Big Data for Everyone: The Midmarket is Included

A new catch phrase has been getting a great deal of attention in the information technologies market recently. Let's consider what this phrase refers to, whether it is really something new, the up and coming tools that allow organizations to utilize Big Data concepts, and what midmarket organizations should do, if anything, about it.

What is big data?

The catch phrase "Big Data" refers to the trend to gather and then closely analyze data that is generated by operational systems, transactional systems and even data created by automated systems, such as retail point of sale (POS) systems. How proponents would say this differs from traditional data processing can be summed up by the three "Vs": Volume, Variety and Velocity.

Let's examine each of these separately.

Volume

Big Data proponents would point out that all computer-based systems are creating and storing huge amounts of data. As new systems are added to an organization's IT portfolio, the amount of data being collected and stored grows every day.

Variety

Today's workloads are creating both structured and non-structured data. Both types of data contain useful information, if it can be teased out of the stream of data being generated by workloads and put to use. Data can come from collaborative, transactional, and even retail point of sale systems.

Big Data tools must have the capability to utilize data regardless of format or what workload generated it. Furthermore, these tools must make it easy for business and financial analysts to examine the data, test out how different streams of data may relate to one another, and make it possible for a deeper understanding of what's happening to emerge.

Velocity

Big Data proponents would point out that one of the key differences from previous attempts to understand what the organization is doing and what customers want, such as business intelligence systems (BI), is how quickly the streams of data are being generated.

How is this different from other systems?

One of the biggest differences between Big Data and other information systems is that the questions analysts might pose are not likely to be known beforehand. Traditional systems require a clear understanding of what data is going to be processed, how it is going to be produced, how it is going to be formatted and how that data is going to be reported.

Why is Big Data interesting?

Big Data systems make it possible to sift through huge amounts of data looking for new, previously unknown, relationships among data items or data streams. For example, it might be possible to relate streams of Email and Text messages to the sales and support calls for specific products. Could an increase in communication with customers be related to increased sales, returns or increased calls for support? Unless those thoughts were included in the initial design of a traditional system, it would be hard to find an answer based upon the outputs of that system.

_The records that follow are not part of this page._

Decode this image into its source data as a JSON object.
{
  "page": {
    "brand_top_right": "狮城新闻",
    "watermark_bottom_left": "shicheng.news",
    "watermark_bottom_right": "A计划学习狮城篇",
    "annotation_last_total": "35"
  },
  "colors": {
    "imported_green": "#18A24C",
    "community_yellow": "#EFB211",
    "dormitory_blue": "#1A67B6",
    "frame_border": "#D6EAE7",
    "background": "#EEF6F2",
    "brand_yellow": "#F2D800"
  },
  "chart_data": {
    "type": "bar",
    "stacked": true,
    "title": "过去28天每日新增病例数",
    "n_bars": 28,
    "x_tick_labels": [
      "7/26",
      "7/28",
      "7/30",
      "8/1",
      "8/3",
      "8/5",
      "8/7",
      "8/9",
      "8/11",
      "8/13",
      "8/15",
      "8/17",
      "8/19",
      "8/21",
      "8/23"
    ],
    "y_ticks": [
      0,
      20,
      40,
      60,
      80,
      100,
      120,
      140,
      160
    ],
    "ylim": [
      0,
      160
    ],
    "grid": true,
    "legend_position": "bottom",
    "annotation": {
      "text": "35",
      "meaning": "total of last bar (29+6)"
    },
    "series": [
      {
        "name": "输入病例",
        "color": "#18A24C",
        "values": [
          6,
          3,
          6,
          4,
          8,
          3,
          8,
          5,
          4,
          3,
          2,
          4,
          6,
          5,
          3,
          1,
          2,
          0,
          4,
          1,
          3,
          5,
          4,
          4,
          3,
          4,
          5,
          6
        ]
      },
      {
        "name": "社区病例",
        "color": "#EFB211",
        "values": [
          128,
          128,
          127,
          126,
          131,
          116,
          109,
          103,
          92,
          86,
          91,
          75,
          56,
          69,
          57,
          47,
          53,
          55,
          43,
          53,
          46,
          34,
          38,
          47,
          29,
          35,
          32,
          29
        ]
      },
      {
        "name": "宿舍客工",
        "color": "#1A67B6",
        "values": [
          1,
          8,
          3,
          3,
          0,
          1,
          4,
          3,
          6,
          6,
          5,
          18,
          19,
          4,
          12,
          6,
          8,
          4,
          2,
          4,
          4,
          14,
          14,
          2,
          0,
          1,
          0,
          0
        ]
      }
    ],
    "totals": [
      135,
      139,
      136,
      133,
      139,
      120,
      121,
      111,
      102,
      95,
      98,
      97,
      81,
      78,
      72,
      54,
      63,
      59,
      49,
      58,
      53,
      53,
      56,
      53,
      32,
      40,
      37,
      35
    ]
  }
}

One could imagine that a merchant having several thousand stores, each serving thousands of customers on a daily basis, would be producing an amazingly large amount of shopping cart data. Organizations of this type would love to be able to better understand what is being sold in each store, what products generate the most sales, what products are seen most often in customer shopping carts and the like so effective, real-time marketing and promotional systems can be deployed.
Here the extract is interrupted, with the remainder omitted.